After you're done reading her great post, please head over to Mame Musings and read more about her. You won't be disappointed by what you find.
Actually, you should probably just follow her (one way or another) so you can be sure to learn about her core values through her new 12 in 2012 series. I personally follow her because she has a great mix of comedy, sincerity, lessons for living life, and honesty. To be able to blend that all together on a consistent basis is truly a talent, and, in our household, we are big fans of her work.
So without further ado...
Kissed the girls and made them cry,
When the boys came out to play
Georgie Porgie ran away.
On the surface this rhyme reads like a classic case of an obnoxious playground bully—a perfect example of why schools now have tough new zero tolerance policies for just this sort of harassment.
According to sources who refused to be named for fear of unwanted kiss retaliation, it appears there is more than enough blame to go around here.
Apparently, Georgie’s inappropriate displays of affection and fear of males resulted from his low self-esteem, which was caused by his unfortunate nickname, which came from his high BMI, which came from his love for pudding and pie, which stemmed from the fact that his mother didn’t make him eat his vegetables, which was the result of his mother being too lenient, which was her way of compensating for the fact that she had run Georgie’s dad off (because he liked to kiss other women).
Bottom line: Georgie is the victim.
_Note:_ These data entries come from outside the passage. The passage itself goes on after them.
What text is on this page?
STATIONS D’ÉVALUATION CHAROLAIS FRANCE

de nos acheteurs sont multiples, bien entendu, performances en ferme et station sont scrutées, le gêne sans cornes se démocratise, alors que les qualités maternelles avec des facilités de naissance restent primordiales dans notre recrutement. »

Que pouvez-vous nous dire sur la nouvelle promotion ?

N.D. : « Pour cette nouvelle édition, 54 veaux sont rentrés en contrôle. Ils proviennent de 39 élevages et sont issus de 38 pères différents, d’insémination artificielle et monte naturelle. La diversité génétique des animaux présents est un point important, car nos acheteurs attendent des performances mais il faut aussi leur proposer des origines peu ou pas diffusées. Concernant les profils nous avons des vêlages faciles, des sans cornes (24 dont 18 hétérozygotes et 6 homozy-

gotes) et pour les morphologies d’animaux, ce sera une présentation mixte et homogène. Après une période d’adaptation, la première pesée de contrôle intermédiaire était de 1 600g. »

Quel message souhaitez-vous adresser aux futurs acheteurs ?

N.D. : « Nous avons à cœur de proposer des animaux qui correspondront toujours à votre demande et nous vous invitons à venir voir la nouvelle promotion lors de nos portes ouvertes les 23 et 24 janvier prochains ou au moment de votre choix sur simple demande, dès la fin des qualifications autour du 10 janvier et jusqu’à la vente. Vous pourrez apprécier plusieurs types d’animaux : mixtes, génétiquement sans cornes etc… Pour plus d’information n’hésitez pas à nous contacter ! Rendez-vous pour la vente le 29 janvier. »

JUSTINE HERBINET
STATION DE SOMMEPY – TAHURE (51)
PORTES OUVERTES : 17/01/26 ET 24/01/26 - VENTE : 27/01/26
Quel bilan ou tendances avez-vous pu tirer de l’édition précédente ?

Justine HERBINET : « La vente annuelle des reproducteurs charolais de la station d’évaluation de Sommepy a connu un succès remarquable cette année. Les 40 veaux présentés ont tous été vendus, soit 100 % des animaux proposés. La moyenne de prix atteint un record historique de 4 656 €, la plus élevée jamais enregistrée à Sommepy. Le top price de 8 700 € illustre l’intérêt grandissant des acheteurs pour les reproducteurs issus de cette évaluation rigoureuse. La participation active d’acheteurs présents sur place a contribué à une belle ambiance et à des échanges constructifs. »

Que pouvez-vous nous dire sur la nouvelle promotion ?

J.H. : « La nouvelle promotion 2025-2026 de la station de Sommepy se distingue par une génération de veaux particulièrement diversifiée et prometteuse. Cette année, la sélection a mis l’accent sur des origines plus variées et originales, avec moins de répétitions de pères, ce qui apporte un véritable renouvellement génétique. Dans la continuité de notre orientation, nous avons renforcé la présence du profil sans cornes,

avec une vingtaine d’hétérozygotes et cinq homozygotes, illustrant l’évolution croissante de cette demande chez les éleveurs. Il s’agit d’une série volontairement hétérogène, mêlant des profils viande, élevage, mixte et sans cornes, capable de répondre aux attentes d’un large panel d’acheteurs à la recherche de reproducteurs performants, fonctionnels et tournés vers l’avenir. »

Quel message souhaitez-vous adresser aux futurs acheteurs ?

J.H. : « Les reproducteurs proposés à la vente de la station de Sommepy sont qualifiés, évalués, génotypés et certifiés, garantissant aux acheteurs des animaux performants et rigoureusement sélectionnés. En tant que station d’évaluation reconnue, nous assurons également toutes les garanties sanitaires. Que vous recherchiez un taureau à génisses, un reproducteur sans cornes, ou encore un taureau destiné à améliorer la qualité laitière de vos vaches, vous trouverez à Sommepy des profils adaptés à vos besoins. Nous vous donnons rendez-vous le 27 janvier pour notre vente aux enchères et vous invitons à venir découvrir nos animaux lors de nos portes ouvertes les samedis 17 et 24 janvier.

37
Call Gloria Allred.
Four and twenty blackbirds baked in a pie.
When the pie was opened the birds began to sing,
Oh wasn't that a dainty dish to set before the king?
What is the deal with these kings?
Weren’t pipes, bowls, and fiddlers enough? Now they are harassing birds?
What gives them the right to think it’s okay to feed some poor, innocent blackbirds a little cheap bag of rye and them stuff them against their will into a pie?
No wonder they started singing once the pie was opened! I’d probably sing too if I was finally released from the cramped, doughy confines where I had been encased with 23 other sweaty, squawking blackbirds.
And, dainty? 24 blackbirds might be called a lot of things, but I assure you, dainty is not one of them.
I don’t blame the blackbird for later pecking off a nose—that’s a justifiable angry bird.
Bottom line: The blackbirds are the victim. Call PETA.